First impressions are everything, especially when it comes to starting a new job.
Good hiring managers will all tell you that the onboarding process matters. It can literally make or break a new hire’s experience with the company. So how can you ensure you get it right and your new employees achieve their work and personal goals in the all-important first three months?
A 30-60-90 plan is the answer. This document gives new employees a clear roadmap showing what they should focus on during their first 90 days at work. It also helps managers track new hires' progress and check that they’re equipped to handle their new responsibilities.
In this blog post, I wanted to look at what goes into a 30-60-90 plan for an account executive and how the action plan supports your company's culture and goals. Even better, I’ll describe a 30-60-90 plan template that you can use right away to onboard your new AE.
A 30-60-90 day plan is a document that lists the specific tasks and performance goals new hires need to achieve in the first 90 days at a new job. Simply put, it’s a tool that allows them to communicate their goals while aligning them with company strategies.
Employees often create the plan during the first weeks, with a supervisor guiding them. New hires can then update the goals and tasks as they get more familiar with your company's culture and activities.
When is a plan like this used in a sales team?
Sales managers typically use a 30-60-90 plan when onboarding new account executives. The plan can also help if you’re onboarding SDRs and BDRs who’ve been promoted to account executives.
Now let's look at the benefits of a 30-60-90 for both new hires and their managers in more detail.

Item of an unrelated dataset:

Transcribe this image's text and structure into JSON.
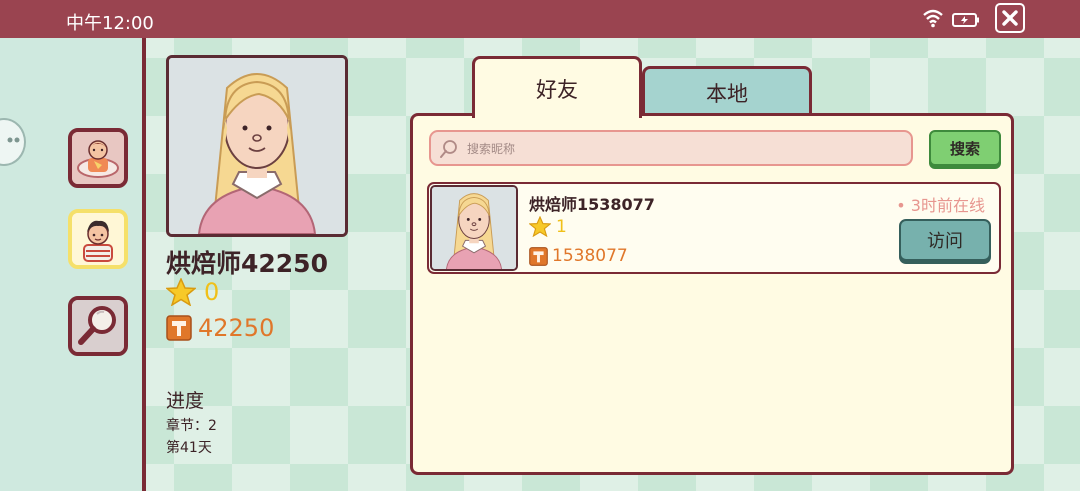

Your account executives are key to retaining your existing customers and closing more deals. A bad or piecemeal executive onboarding process easily leads to poor sales performance — and, ultimately, high turnover.
A 30-60-90 plan gives your new executive the best chance of success in their new role and will hopefully set you both up for a positive, long-term working relationship. Here's how it works.
A 30-60-90 plan helps to introduce new hires to your company's culture. Typically, you’ll communicate the values and top priorities of both your company and your customers.
The plan may also include meetings with other team members, departments, sales reps, mentors, and buddies. This shows newcomers your company's interest in their growth and stops your new hire from feeling lost or that they’re drowning in a sea of tasks (and eventually, burning out).
Practically speaking, a 30-60-90 plan outlines a clear course of action with specific tasks and deadlines for a new hire to meet. This gives your executive a sense of purpose and helps mentors keep them on track as they’re learning. Both mentors and the plan should encourage your hire to take initiative in decision-making so they’re less likely to distract managers or other stakeholders from their work.
If this onboarding model sounds attractive to you, keep reading.
Our 30-60-90 plan template is a great way to introduce your company culture and workflow to new account executives.
This 30-60-90 plan example covers the following aspects of the ramp-up period:
Company overview: An introduction to your company, its history, mission, vision, values, and corporate culture.
Sales skills: Evaluating current soft and hard skills and setting goals for skills development.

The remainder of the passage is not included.